Within a year, the shift from theoretical AI to practical implementation began producing tangible results. Stock shortages across major segments dropped by 20%, directly improving fulfillment rates and customer satisfaction. Maintenance costs declined by 15%, largely due to the predictive capabilities of AI-driven asset management. 

On the frontlines, the time it took sales teams to generate and deliver tailored proposals dropped significantly, leading to increased conversion rates. Wesco’s employees also began to feel the cultural shift. “AI is freeing reps from mundane tasks,” Akash noted, “and letting them focus on strategic selling and relationship-building.” 

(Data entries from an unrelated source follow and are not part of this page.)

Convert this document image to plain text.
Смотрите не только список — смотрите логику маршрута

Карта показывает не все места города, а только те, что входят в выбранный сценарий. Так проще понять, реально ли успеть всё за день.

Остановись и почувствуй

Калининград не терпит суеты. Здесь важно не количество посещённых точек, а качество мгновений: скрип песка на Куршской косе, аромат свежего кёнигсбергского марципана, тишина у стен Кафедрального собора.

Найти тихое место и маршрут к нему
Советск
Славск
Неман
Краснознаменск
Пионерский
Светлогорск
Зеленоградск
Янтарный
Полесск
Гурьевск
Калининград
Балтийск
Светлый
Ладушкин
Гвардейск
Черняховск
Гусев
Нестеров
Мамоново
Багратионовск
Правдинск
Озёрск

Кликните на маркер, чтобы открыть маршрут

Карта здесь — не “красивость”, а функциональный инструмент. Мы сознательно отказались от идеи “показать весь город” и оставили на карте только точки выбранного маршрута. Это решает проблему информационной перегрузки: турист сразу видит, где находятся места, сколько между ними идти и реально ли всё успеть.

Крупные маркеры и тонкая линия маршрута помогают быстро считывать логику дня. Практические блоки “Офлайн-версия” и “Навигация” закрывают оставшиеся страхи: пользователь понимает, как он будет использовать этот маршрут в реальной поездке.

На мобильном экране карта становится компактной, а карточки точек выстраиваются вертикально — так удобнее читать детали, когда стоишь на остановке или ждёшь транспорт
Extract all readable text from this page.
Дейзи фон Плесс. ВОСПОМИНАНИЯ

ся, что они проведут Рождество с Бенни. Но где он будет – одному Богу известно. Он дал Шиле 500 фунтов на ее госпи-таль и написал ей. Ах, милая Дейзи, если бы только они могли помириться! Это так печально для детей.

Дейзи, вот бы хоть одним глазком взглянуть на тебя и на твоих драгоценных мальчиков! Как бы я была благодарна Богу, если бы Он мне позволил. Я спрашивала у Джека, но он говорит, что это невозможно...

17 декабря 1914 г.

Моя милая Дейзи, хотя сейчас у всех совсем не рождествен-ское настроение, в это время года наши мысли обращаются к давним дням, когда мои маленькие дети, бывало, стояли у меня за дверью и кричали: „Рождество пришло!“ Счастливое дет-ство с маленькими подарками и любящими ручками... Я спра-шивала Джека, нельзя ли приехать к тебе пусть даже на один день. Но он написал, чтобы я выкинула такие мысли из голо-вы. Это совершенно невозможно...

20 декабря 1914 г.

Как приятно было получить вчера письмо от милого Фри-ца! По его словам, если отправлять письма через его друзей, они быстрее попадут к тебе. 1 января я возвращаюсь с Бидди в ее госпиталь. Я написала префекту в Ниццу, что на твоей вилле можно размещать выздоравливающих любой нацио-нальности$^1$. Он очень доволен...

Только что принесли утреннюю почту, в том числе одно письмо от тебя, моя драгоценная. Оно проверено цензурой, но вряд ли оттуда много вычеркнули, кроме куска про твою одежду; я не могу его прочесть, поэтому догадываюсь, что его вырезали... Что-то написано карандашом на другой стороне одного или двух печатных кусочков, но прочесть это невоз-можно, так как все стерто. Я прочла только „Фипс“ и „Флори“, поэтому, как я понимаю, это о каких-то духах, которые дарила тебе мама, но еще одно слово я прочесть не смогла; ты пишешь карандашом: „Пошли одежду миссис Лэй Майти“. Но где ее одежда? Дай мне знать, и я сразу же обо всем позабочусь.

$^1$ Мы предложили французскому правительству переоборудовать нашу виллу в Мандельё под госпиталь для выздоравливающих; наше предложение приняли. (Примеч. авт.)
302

Beyond internal metrics, customers began to perceive Wesco as a supplier and a strategic partner that used analytics and technology to drive mutual efficiency and business growth.

What Others Can Learn

The success at Wesco reinforced a foundational belief: AI must be embedded into the operating model, not layered on top of it. For Khurana, the first step is intent, not technology. Leaders need to ask where AI can create value within existing business models and then pursue those opportunities through cross-functional squads that pair domain expertise with technical fluency.

By anchoring pilots to specific business goals and KPIs and by positioning AI as a collaborative force, Wesco was able to transform its internal skepticism into momentum. The “AI Factory” that started as a conceptual model is now a systemic capability. 

Looking ahead, Khurana plans to expand AI use into dynamic pricing and logistics optimization, capitalizing on Wesco’s expanding data infrastructure to forecast demand and respond with real-time price adjustments.

Takeaways

What sets Wesco’s transformation apart is the technological breadth and clarity of its execution. Under Akash Khurana’s leadership, the company didn’t simply adopt AI; it reframed its identity around it. 

By embedding intelligence into decision-making, championing cultural change, and treating AI as an integral part of operations, Wesco evolved from a traditional distributor into a technology-first enterprise. The result is a company better equipped to meet customer needs, empower its workforce, and lead in a digital economy.